You have six chambers and one bullet. You do the math

-1977 World Freestyle Skateboarding Champion, Dennis Martinez
Writer: Chris Ahrens Photos: Bil Zelman

By the age of seventeen, Dennis Martinez had achieved his dream of winning the top honor in skateboarding, the World Championships. By eighteen, the drug he was addicted to, cocaine, was wrecking his hard-won skills. Within a year, one of the sport’s most promising talents had graduated to methamphetamine, a heart stopping substance that he would shoot into every available vein for the next sixteen years. He had gone from a fat wallet and luxury cars to a notorious criminal and drug ad­dict, living beneath a bridge. Robbing people at gunpoint and dealing drugs for America’s biggest gangs, he nonetheless remained penniless, using every cent to feed his insatiable habit. Friends died young—one, a young girl shot through the neck with a bul­let meant for him, gasped her last breath as he held her in his arms. Another lost a game of Russian Roulette. Yet Dennis held the line, constantly flirting with disease, insanity, and death, his only hope that he might once again achieve the rush of that first high. The natural high of his youth had been replaced by a powder that no longer delivered. Next came needles, then a gun to the head—six to one it will bury you. A perfect metaphor for the poison running through his mostly collapsed veins—load the cham­ber, spin it, look your opponent in the eye. Click. Welcome to eternity, Mister Martinez.

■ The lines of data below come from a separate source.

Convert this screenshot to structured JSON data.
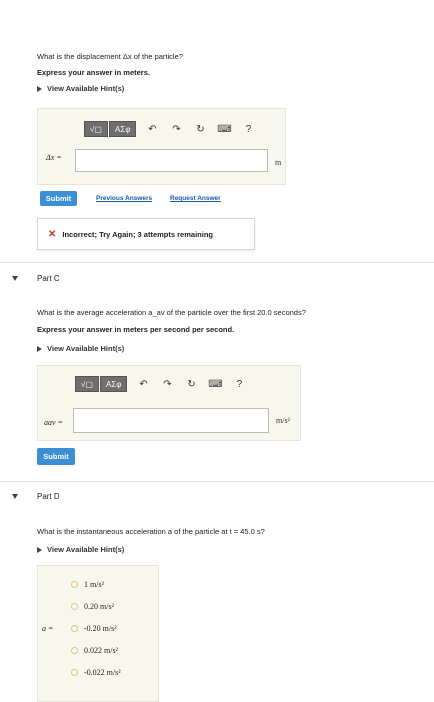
{
  "part_b": {
    "question": "What is the displacement Δx of the particle?",
    "express": "Express your answer in meters.",
    "hint_link": "View Available Hint(s)",
    "toolbar": {
      "templates": "√▢",
      "greek": "ΑΣφ",
      "undo": "↶",
      "redo": "↷",
      "reset": "↻",
      "keyboard": "⌨",
      "help": "?"
    },
    "input_label": "Δx =",
    "unit": "m",
    "submit": "Submit",
    "previous_answers": "Previous Answers",
    "request_answer": "Request Answer",
    "feedback": "Incorrect; Try Again; 3 attempts remaining"
  },
  "part_c": {
    "title": "Part C",
    "question": "What is the average acceleration a_av of the particle over the first 20.0 seconds?",
    "express": "Express your answer in meters per second per second.",
    "hint_link": "View Available Hint(s)",
    "toolbar": {
      "templates": "√▢",
      "greek": "ΑΣφ",
      "undo": "↶",
      "redo": "↷",
      "reset": "↻",
      "keyboard": "⌨",
      "help": "?"
    },
    "input_label": "aav =",
    "unit": "m/s²",
    "submit": "Submit"
  },
  "part_d": {
    "title": "Part D",
    "question": "What is the instantaneous acceleration a of the particle at t = 45.0 s?",
    "hint_link": "View Available Hint(s)",
    "input_label": "a =",
    "options": [
      "1 m/s²",
      "0.20 m/s²",
      "-0.20 m/s²",
      "0.022 m/s²",
      "-0.022 m/s²"
    ]
  }
}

Dennis Martinez - 1977 World Freestyle Skateboarding ChampionRisen Magazine: Your drive as a kid was to become a top pro skateboarder. What did that take?
Dennis Martinez: You need a love for something to have that drive to be­come the best. I listened to those who were the best and they told me to prac­tice and sacrifice. While my friends were out having a great time in junior high and high school, I was focused and had a plan to accomplish what I said I would, to become the best skateboarder in the world.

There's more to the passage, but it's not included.